Le géant technologique chinois Huawei a dévoilé mardi son premier smartphone équipé d’un système d’exploitation entièrement développé en interne, une étape cruciale dans sa volonté de contrebalancer la domination des leaders technologiques étrangers.
Mais Huawei cherche à inverser la tendance avec une nouvelle série de téléphones « Mate 70 », équipés de son système d’exploitation HarmonyOS Next.
Ce lancement marque un tournant majeur pour la firme, un temps paralysée par des sanctions américaines, mais dont les ventes ont rebondi depuis deux ans.
« Aujourd’hui, le très attendu Mate 70, le plus puissant jamais vu, est ici », a annoncé mardi Richard Yu, président de la branche grand public de l’entreprise, lors d’une conférence du groupe depuis son siège de Shenzhen (sud de la Chine).
Plus de trois millions d’appareils ont déjà été précommandés, selon la plateforme de vente en ligne de Huawei, bien que cela ne signifie pas nécessairement qu’ils aient été achetés. La vente débute officiellement ce mardi soir en Chine.
Huawei est au coeur des rivalités technologiques entre la Chine et les Etats-Unis, qui affirment, sans preuve, que les équipements chinois pourraient être utilisés à des fins d’espionnage. Ces accusations sont fermement démenties par Pékin.
Depuis 2019, les sanctions américaines ont durement frappé la production de téléphones de Huawei, interdisant notamment au groupe l’utilisation de technologies et de composants américains.
– Attentes « considérables » –
Ce bras de fer devrait s’intensifier avec le retour à la Maison Blanche de Donald Trump. Le magnat républicain a promis d’augmenter drastiquement les droits de douane sur les produits chinois importés, en réponse à des pratiques commerciales qu’il juge déloyales.
« Cette tendance à l’autosuffisance au sein du secteur technologique chinois a rendu possible les progrès de Huawei », affirme Toby Zhu, analyste au cabinet d’études de marché Canalys.
Selon lui, le succès de ce nouveau produit sera un indicateur clé pour savoir si les efforts du groupe ont payé.
« Cette nouvelle génération de produits ne peut pas se permettre de manquer le coche, car les attentes sont considérables », ajoute l’analyste.
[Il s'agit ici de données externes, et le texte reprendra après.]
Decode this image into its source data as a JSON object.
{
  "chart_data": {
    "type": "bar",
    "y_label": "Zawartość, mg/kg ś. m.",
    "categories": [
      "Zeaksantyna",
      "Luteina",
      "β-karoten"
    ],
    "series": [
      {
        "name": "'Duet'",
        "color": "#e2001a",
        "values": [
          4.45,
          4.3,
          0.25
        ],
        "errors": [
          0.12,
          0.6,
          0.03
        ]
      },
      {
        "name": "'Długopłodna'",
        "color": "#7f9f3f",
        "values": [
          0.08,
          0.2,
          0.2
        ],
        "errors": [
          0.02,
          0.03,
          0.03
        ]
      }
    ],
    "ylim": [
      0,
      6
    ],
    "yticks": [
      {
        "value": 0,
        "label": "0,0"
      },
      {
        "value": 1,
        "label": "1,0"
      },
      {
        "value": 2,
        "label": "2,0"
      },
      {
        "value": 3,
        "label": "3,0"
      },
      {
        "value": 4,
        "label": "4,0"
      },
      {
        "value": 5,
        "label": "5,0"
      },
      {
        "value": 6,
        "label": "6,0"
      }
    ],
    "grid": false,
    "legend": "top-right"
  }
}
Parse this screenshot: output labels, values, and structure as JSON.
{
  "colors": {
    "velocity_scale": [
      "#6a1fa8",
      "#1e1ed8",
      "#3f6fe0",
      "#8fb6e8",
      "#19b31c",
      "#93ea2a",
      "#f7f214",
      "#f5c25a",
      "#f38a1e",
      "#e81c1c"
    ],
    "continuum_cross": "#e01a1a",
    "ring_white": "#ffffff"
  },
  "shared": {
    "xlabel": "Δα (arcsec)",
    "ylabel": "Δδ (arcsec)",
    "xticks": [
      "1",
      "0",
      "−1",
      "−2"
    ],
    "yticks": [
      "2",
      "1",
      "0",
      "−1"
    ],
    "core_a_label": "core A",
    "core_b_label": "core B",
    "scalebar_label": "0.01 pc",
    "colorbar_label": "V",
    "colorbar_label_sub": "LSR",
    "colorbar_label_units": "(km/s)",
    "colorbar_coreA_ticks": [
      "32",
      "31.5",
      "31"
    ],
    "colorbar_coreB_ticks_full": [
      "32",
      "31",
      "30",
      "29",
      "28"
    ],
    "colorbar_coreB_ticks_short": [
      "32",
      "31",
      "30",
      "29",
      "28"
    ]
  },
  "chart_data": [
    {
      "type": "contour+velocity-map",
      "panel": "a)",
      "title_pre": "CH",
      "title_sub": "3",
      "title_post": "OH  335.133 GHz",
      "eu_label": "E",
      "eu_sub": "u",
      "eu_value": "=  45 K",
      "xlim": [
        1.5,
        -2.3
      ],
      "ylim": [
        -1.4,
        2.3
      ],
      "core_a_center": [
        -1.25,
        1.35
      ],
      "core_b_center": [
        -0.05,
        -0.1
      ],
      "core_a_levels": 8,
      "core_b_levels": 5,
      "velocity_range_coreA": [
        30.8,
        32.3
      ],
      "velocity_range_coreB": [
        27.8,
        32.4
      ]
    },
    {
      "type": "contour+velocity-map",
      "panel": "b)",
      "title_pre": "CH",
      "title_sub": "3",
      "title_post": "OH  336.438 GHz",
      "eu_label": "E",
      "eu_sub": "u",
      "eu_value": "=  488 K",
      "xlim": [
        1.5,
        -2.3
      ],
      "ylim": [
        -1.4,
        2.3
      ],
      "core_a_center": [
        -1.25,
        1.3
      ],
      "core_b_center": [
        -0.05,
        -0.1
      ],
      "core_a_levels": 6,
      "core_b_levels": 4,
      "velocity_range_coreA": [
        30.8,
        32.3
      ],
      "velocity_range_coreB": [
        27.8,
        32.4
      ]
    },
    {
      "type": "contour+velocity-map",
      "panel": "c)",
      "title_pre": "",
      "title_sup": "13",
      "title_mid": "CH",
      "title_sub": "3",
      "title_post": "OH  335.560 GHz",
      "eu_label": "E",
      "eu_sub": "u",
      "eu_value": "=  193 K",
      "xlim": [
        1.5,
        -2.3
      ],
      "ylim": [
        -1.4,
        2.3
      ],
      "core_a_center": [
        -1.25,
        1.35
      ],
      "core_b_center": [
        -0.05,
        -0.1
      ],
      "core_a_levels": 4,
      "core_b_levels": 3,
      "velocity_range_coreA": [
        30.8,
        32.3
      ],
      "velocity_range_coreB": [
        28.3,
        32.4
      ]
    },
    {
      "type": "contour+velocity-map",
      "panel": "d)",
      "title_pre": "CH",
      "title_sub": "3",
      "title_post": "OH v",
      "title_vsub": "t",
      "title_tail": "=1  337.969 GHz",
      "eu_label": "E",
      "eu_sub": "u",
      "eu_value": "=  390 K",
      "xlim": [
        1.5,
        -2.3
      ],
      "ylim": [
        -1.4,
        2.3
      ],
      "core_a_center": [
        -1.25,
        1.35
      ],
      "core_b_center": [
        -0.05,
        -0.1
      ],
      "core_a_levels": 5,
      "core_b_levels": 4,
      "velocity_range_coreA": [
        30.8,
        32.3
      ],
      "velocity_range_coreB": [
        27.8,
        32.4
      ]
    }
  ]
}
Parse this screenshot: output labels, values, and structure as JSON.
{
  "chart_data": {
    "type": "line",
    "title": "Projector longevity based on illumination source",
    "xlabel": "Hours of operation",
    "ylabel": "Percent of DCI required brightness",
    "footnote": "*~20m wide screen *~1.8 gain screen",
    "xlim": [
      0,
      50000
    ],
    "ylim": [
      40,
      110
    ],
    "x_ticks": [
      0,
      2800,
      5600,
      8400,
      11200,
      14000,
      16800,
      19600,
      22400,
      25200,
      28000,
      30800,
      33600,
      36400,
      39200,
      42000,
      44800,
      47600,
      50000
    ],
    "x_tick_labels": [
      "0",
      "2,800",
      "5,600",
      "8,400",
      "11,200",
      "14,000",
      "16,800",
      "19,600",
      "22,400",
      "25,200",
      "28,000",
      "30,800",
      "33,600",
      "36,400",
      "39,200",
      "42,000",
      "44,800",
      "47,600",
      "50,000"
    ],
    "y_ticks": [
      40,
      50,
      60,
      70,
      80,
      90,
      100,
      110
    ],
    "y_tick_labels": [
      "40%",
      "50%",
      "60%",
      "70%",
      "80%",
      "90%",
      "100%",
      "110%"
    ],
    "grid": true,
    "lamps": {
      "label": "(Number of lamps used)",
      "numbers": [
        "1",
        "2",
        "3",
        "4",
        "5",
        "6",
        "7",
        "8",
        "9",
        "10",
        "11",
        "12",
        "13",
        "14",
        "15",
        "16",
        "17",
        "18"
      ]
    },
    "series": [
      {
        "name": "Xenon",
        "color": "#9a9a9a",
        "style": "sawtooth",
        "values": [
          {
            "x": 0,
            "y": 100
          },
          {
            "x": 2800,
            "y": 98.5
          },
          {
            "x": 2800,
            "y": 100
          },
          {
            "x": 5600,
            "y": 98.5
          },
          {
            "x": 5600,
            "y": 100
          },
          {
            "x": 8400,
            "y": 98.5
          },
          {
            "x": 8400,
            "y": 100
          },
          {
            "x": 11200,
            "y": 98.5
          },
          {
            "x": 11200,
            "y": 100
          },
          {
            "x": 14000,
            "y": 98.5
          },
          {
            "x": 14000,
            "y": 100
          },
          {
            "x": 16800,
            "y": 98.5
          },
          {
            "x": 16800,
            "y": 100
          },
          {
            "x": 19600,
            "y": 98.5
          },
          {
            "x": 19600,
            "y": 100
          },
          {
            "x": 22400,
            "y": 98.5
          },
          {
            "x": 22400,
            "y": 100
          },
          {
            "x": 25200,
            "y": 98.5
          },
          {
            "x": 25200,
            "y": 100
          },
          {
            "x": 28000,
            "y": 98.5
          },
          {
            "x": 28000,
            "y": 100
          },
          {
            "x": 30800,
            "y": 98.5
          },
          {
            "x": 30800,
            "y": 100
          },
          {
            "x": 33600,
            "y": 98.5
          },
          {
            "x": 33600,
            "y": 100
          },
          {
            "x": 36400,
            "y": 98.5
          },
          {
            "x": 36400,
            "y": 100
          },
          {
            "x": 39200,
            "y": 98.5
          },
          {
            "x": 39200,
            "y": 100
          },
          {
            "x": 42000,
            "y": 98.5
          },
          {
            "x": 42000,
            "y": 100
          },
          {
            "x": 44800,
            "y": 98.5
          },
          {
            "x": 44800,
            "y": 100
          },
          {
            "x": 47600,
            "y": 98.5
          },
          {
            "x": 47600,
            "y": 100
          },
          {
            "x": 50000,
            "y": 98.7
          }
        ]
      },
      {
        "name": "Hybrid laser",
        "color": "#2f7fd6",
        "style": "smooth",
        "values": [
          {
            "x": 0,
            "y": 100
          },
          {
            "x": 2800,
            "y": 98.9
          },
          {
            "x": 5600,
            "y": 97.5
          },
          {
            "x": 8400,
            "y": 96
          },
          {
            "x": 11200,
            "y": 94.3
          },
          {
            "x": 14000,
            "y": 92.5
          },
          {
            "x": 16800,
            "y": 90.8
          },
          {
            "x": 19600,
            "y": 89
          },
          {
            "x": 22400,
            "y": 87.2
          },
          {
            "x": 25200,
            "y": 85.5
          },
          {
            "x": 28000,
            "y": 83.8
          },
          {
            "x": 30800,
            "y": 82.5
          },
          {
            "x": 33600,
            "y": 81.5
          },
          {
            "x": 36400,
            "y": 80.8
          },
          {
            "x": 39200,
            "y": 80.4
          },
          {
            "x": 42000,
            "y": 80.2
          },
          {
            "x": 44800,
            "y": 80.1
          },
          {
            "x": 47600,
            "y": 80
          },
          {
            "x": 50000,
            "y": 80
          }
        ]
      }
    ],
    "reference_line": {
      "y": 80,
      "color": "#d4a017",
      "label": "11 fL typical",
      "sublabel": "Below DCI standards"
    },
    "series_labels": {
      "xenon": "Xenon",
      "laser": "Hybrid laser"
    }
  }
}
Huawei était le plus grand fabricant chinois de smartphones jusqu’à l’éruption du conflit technologique entre Pékin et Washington.
Au troisième trimestre 2024, Huawei ne représentait plus que 16% des ventes sur le marché chinois, pour moins de 11 million d’unités vendues, selon un rapport de Canalys.
En septembre, la firme a dévoilé le premier téléphone au monde pliable en trois, le Mate XT, vendu pour l’équivalent d’environ 2.670 euros.
Le nouveau smartphone Mate 70 est lui proposé à un prix de départ bien plus abordable, à 758 dollars (721 euros), a annoncé mardi Huawei.
Contrairement aux versions précédentes, conçues avec support Android, HarmonyOS Next nécessite toutefois l’adaptation des applications à ce nouveau système d’exploitation.
– Applis à adapter –
« Les entreprises chinoises sont prêtes à investir pour contribuer à ce nouvel écosystème Huawei, mais la capacité d’HarmonyOS à fournir le même nombre d’applications et de fonctionnalités aux consommateurs du monde entier reste un défi », juge Gary Ng.
Huawei a annoncé que les acheteurs du Mate 70 auront le choix d’utiliser ou non la nouvelle version HarmonyOS Next.
De « nombreuses » applications disponibles sur la plateforme sont déjà mises à jour quotidiennement, a affirmé Richard Yu lors de la cérémonie de lancement.
« Nous pensons que d’ici deux ou trois mois, l’expérience utilisateur des applications de l’écosystème HarmonyOS sera encore plus mature et plus complète », a-t-il ajouté.
Mais il n’est pas certain que tous les concepteurs d’applications acceptent d’investir des sommes, souvent considérables, pour créer de nouvelles versions compatibles avec HarmonyOS, souligne auprès de l’AFP Rich Bishop, dirigeant de AppInChina, qui adapte des logiciels étrangers pour le marché chinois.
Pour les convaincre, « Huawei devra améliorer en permanence son logiciel, fournir une assistance de meilleure qualité aux développeurs et convaincre la communauté de développeurs qu’elle est déterminée à s’engager sur le long terme pour développer l’écosystème HarmonyOS », affirme Paul Triolo, responsable des politiques technologiques et de la Chine au cabinet de conseil Albright Stonebridge Group.